13
Lucy siedział na ławce przy fontannie i jadła rogalika, który był jej pierwszym posiłkiem tego dnia. Kolejnym punktem jej planu, było nasłuchiwanie rozmów przechodniów z nadzieją na to, że usłyszy jakąś ważną dla niej informację. Choć teraz czuła się samotna w tym wielkim mieście, nie żałowała swojej decyzji, kiedy kilka dni temu opuszczał obozowisko i swoich przyjaciół. Oszukała ich na temat braku jakichkolwiek wiadomości o Natsu, i blady świtem ruszyła do kolejnej miejscowości, którą nawiedziła ziejąca ogniem bestia. Wiedziała, że Happy prawdopodobnie nigdy jej tego nie wybaczy, bo zostawiła go zupełnie samego tak, jak oni ją przed dwoma laty. Nie mogła jednak skazywać ani jego ani Crime Sorciere na narażanie własnego życia, podczas gdy w Magnolii nadal ktoś na nich czekał. Erza pewnie pałaszowała teraz swoje ciasto truskawkowe rozmyślając o Jellalu, a Aiko wyglądała z okna piekarni powrotu Happiego. Tylko na nią nikt nie czekał, a przynajmniej nie z takimi uczuciami i nie w Magnolii. Była uparta i na przekór wszystkiemu zamierzała odnaleźć Natsu, który był równie zdecydowany na to by ja zostawić, jak ona by z nim być. Heartfilia rozejrzała się po okrągłym rynku, przyglądając się rzece ludzi płynących w jednym kierunku. Tylko pojedyncze osoby które skończyły już zakupy, pchały się pod prąd jak pstrągi w górę potoku. Wszyscy byli zbyt zajęci sobą, by zwrócić uwagę na siedząca przy fontannie dziewczynę. Wszyscy, oprócz osoby której najmniej się spodziewała zobaczyć.
- Lucy! Ty tutaj? Co za spotkanie! Ostatnio często na siebie wpadamy - usłyszała, a kiedy poderwała głowę ku górze, zobaczyła uśmiechniętą twarz Michio, który przysiadł tuż obok niej.
- Miło jest zobaczyć znajomą twarz w obcym miejscu - powiedziała posyłając mu promienny uśmiech. Naprawdę cieszyła się, że go widzi - Czyżby kolejne interesy? - zapytała.

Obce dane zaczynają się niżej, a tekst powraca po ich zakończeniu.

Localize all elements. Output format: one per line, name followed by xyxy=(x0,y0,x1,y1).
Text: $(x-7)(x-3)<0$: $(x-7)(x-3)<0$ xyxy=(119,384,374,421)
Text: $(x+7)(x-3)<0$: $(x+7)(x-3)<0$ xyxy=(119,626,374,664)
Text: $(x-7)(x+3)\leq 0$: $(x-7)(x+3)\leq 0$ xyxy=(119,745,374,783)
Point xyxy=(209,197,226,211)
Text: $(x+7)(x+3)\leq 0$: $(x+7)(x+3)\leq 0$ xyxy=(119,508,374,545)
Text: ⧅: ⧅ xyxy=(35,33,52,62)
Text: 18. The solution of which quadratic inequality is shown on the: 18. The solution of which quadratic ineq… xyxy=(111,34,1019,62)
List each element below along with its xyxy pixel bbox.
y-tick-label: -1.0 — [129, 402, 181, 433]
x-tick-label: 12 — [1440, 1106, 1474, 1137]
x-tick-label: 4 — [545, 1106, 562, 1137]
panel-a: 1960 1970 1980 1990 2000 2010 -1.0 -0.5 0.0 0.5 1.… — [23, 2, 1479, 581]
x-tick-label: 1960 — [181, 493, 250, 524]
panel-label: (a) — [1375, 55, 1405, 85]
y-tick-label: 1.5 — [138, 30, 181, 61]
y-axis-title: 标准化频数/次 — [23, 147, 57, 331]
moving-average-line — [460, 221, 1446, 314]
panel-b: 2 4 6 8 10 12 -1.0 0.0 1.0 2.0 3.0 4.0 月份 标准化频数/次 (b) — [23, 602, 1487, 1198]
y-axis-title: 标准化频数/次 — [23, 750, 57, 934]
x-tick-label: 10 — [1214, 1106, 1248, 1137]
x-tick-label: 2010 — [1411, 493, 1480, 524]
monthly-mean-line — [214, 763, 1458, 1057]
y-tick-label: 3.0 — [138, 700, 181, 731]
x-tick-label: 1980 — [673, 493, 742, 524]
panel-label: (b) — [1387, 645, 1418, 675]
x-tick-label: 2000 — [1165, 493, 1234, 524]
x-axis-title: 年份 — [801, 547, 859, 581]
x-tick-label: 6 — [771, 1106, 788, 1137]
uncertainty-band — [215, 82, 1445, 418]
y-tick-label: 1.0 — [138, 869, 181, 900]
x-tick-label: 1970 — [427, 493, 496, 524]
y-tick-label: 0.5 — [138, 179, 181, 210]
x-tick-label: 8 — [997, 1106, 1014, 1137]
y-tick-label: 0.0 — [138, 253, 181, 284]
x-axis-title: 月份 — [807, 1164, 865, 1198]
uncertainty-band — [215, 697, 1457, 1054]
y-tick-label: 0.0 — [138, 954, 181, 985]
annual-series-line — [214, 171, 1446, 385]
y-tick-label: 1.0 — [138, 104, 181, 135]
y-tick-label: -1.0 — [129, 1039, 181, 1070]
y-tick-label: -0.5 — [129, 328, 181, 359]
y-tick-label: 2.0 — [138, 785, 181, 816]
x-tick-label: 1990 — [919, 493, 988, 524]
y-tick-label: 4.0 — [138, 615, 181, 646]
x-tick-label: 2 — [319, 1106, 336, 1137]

- Tak, tak, interesy - przytaknął - ale kto by się teraz nimi przejmował, gdyby rozmawiał z taką pięknością - dodał a na policzkach Lucy wystąpiły rumieńce - może dasz się zaprosić na mały spacer po okolicy?
- No nie wiem - zawahała się - mam już swoje plany... - dodała. W końcu nie była tutaj dla rozrywki tylko szukała Natsu.
- Przypuszczam co masz na myśli, ale to nie oznacza, że nie możesz połączyć przyjemnego z pożytecznym prawda? - spytał i podał jej ramię błyskając białymi zębami.
- Skoro tak to ująłeś... - powiedziała powoli, po czym ujęła jego łokieć - Ale pamiętaj! Szukamy informacji o ognistej bestii! - rozkazała.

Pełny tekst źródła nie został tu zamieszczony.